The excellent Legal Services Research Centre (LSRC) of the Legal Services Commission held its biannual conference in the imposing setting of Greenwich Naval College at the end of June. Major topics of concern were the pursuit of quality and the identification of need for advice. One issue screamed its absence, however: research into future plans for controlling the legal aid budget—in particular, the introduction of competitive tendering.

This absence is not really the research centre's fault. Ministers are determined to drive ahead— largely because they can see no alternative and the itinerant Lord Carter (who went on to recommend massive “Titan” prisons) has told them that this is the way forward. Alas, research in the US, the only country that has tried flogging off bundles of legal cases to the lowest bidder, indicates that the problems of competitive tendering are legion. It is only a pity that ministers are not interested in commissioning the LSRC to do any work in this area. Could it be that they fear the results? Or are they de-mob happy and beginning to consider that they will not be around to see the chaos that arises as defendants are deprived of any choice of their lawyer; firms develop cartels; and no one is able to plan much beyond a short contract period?

Sir Alan Goes for It

Sir Alan Beith MP, as now he is, believes that the attorney general should no longer be a politician. He does not like the memory of the Iraq war; sales to Iraq before that war or the halting of the corruption enquiry into BAE Systems PLC. He has chaired a House of Commons committee which has said so once and has now said so again.

Sir Alan chairs the House of Commons Justice Committee that, in its previous life, was the Constitutional Affairs Committee. Notwithstanding the creation of a joint committee of both Houses of Parliament to look at the draft Constitutional Renewal Bill that proposes only limited amendment to the attorney's role, Sir Alan convinced his own committee to pre-empt the joint committee with a rapid response reassertion of the arguments for the demise of the attorney.

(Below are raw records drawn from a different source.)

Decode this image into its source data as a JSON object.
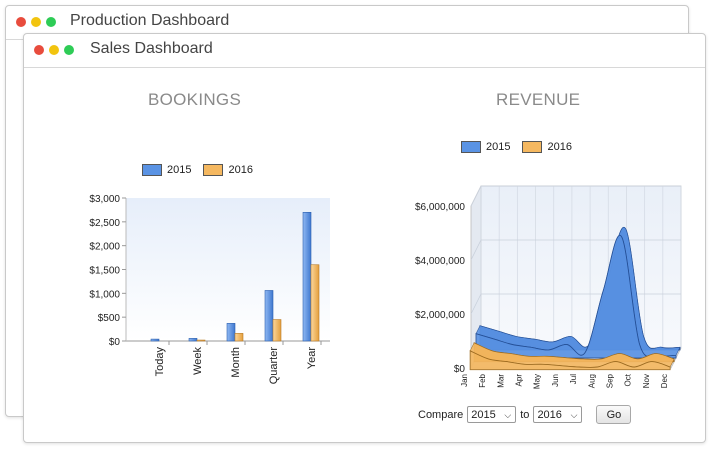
{
  "windows": {
    "back": {
      "title": "Production Dashboard"
    },
    "front": {
      "title": "Sales Dashboard"
    }
  },
  "colors": {
    "series_2015": "#5a93e4",
    "series_2016": "#f5b860",
    "close": "#e84c3d",
    "minimize": "#f2c40f",
    "maximize": "#2ecc56"
  },
  "bookings": {
    "title": "BOOKINGS",
    "legend": [
      "2015",
      "2016"
    ]
  },
  "revenue": {
    "title": "REVENUE",
    "legend": [
      "2015",
      "2016"
    ]
  },
  "chart_data": [
    {
      "type": "bar",
      "title": "BOOKINGS",
      "categories": [
        "Today",
        "Week",
        "Month",
        "Quarter",
        "Year"
      ],
      "series": [
        {
          "name": "2015",
          "values": [
            40,
            55,
            370,
            1060,
            2700
          ]
        },
        {
          "name": "2016",
          "values": [
            0,
            20,
            160,
            450,
            1600
          ]
        }
      ],
      "yticks": [
        "$0",
        "$500",
        "$1,000",
        "$1,500",
        "$2,000",
        "$2,500",
        "$3,000"
      ],
      "ylim": [
        0,
        3000
      ]
    },
    {
      "type": "area",
      "title": "REVENUE",
      "categories": [
        "Jan",
        "Feb",
        "Mar",
        "Apr",
        "May",
        "Jun",
        "Jul",
        "Aug",
        "Sep",
        "Oct",
        "Nov",
        "Dec"
      ],
      "series": [
        {
          "name": "2015",
          "values": [
            900000,
            700000,
            500000,
            400000,
            300000,
            500000,
            200000,
            2500000,
            4500000,
            500000,
            100000,
            100000
          ]
        },
        {
          "name": "2016",
          "values": [
            700000,
            400000,
            300000,
            200000,
            200000,
            150000,
            100000,
            100000,
            300000,
            100000,
            300000,
            100000
          ]
        }
      ],
      "yticks": [
        "$0",
        "$2,000,000",
        "$4,000,000",
        "$6,000,000"
      ],
      "ylim": [
        0,
        6000000
      ]
    }
  ],
  "compare": {
    "label": "Compare",
    "from_value": "2015",
    "to_label": "to",
    "to_value": "2016",
    "go_label": "Go"
  }
}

Sir Alan has little time for the prevarication of the government's Bill. This, indeed, does little except remove the attorney's decision-making in individual cases except where national security issues are concerned. Sir Alan's quip is that the Bill is more about “constitutional retreat” than “constitutional renewal”. There is some truth to this. The Bill begins by reversing the ban on protesting within a kilometre of Parliament without police permission. Its provisions on the attorney give no recognition to the difficulties that have followed the BAE affair where, technically, Lord Goldsmith had no power to take any decision. Sir Alan is right to point out that it is no answer to the criticism that followed to extend the attorney's powers. It is this sort of provision which dogs the government's attempt to take a bold line on the constitution.

Bingham on Top Form

Lord Bingham delivered another trademark high quality judgment in the Davis case (R v Davis [2008] UKHL 36, [2008] All ER (D) 222 (Jun)) that had Jack Straw scrambling away to get statutory authority for witness anonymity. He retires in the summer and let us hope that his successor, Lord Phillips, will maintain the standard that we have come to expect.

One indication of Lord Bingham's enormous success is his almost total absence of a press profile. This time, as so often before, he delivers a devastating attack on current practice or policy. You would have thought the Daily Mail would be slavering at the mouth to bring him to earth. But, not a bit of it. Lord Bingham can walk through the Westminster crowd unrecognised and unknown.

Lord Bingham's speech follows a pattern—showing an interest in the history of the common law right to confront your accuser; passing to observe that a number of US states took up the provision and put it in their constitutions; tracing its passage into the European Convention on Human Rights; and ending up with a clear indication that overruling such a provision at least requires legislation. Whether you are in favour of such provisions or not, his logic in requiring Parliamentary authority is impeccable and a good deal superior to that of the Court of Appeal below where Lord Justice Judge was happy to invoke the “innate authority” of the court to allow modification of basic principle protected by the European Convention and the common law alike.